The Board of Directors of International Gemmological Institute (India) has approved the unaudited financial results for the quarter and nine months ended September 30, 2025. Subject to approvals, the board also approved changing the financial year from January 1 – December 31 to April 1 – March 31, extending the current financial year to March 31, 2026 to facilitate this transition.
Financial Results Approved
International Gemmological Institute (India) announced that its Board of Directors has approved the unaudited financial results for Q2 2025 and the nine months ending September 30, 2025. The results were reviewed and approved at a board meeting held on November 5, 2025, along with the Limited Review Report issued by the Statutory Auditors.

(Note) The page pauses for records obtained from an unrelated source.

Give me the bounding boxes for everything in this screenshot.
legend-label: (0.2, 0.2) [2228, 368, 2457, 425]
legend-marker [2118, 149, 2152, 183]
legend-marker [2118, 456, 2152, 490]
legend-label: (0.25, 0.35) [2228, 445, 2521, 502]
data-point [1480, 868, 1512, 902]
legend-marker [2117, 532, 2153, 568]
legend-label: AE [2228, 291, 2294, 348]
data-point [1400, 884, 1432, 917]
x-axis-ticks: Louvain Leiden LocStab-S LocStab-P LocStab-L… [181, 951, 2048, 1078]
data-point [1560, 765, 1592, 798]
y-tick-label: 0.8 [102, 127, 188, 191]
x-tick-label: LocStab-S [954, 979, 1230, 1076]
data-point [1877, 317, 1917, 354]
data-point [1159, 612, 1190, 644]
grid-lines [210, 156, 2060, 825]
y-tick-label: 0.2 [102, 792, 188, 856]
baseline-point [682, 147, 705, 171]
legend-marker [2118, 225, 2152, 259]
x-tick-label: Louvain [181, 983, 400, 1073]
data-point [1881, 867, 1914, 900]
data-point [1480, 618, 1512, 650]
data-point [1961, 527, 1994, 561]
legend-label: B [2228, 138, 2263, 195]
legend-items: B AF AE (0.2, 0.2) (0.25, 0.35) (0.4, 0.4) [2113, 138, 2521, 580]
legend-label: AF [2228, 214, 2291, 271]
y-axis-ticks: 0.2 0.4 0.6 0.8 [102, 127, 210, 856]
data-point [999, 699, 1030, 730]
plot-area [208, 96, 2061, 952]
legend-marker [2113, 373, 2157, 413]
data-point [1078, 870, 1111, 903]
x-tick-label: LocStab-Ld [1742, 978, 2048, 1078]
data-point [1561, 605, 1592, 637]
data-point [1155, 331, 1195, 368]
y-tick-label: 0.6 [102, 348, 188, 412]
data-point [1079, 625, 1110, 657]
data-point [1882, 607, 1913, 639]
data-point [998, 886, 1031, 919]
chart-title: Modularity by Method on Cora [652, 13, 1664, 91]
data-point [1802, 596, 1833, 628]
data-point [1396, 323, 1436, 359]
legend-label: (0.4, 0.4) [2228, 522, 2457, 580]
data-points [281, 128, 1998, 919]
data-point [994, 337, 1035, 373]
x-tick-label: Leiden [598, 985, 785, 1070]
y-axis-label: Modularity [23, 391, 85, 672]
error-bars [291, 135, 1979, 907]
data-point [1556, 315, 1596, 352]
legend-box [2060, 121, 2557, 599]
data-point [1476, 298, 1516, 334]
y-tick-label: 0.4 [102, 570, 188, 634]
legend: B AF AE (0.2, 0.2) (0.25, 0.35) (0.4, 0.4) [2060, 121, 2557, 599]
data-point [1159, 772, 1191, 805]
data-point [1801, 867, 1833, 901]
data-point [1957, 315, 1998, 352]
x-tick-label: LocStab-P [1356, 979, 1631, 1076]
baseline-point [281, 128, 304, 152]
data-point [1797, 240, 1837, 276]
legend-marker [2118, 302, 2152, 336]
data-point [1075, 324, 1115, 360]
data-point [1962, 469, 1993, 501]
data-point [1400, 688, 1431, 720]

Key Financial Figures (Standalone)
The company’s standalone financial performance highlights include:
- Total Income for the quarter: ₹252.35 million
- Profit Before Tax for the quarter: ₹182.45 million
- Profit After Tax for the quarter: ₹139.12 million
- Total Revenue for the nine-month period: ₹709.09 million
Key Financial Figures (Consolidated)
The company’s consolidated financial performance highlights include:
- Total Income for the quarter: ₹316.20 million
- Profit Before Tax for the quarter: ₹175.48 million
- Profit After Tax for the quarter: ₹129.79 million
- Total Revenue for the nine-month period: ₹909.43 million
Change in Financial Year
The Board has approved a change in the company’s financial year. Currently, the financial year follows a January 1 to December 31 cycle. This will be changed to an April 1 to March 31 cycle.
To accommodate this transition, the current financial year will be extended to a period of fifteen (15) months, commencing from January 1, 2025, and ending on March 31, 2026. Going forward, the financial year will run from April 1 to March 31.
Use of IPO Proceeds
As of September 30, 2025, International Gemmological Institute (India) has utilized ₹1384.74 million out of the net IPO proceeds, with ₹25.00 million held in temporary fixed deposits.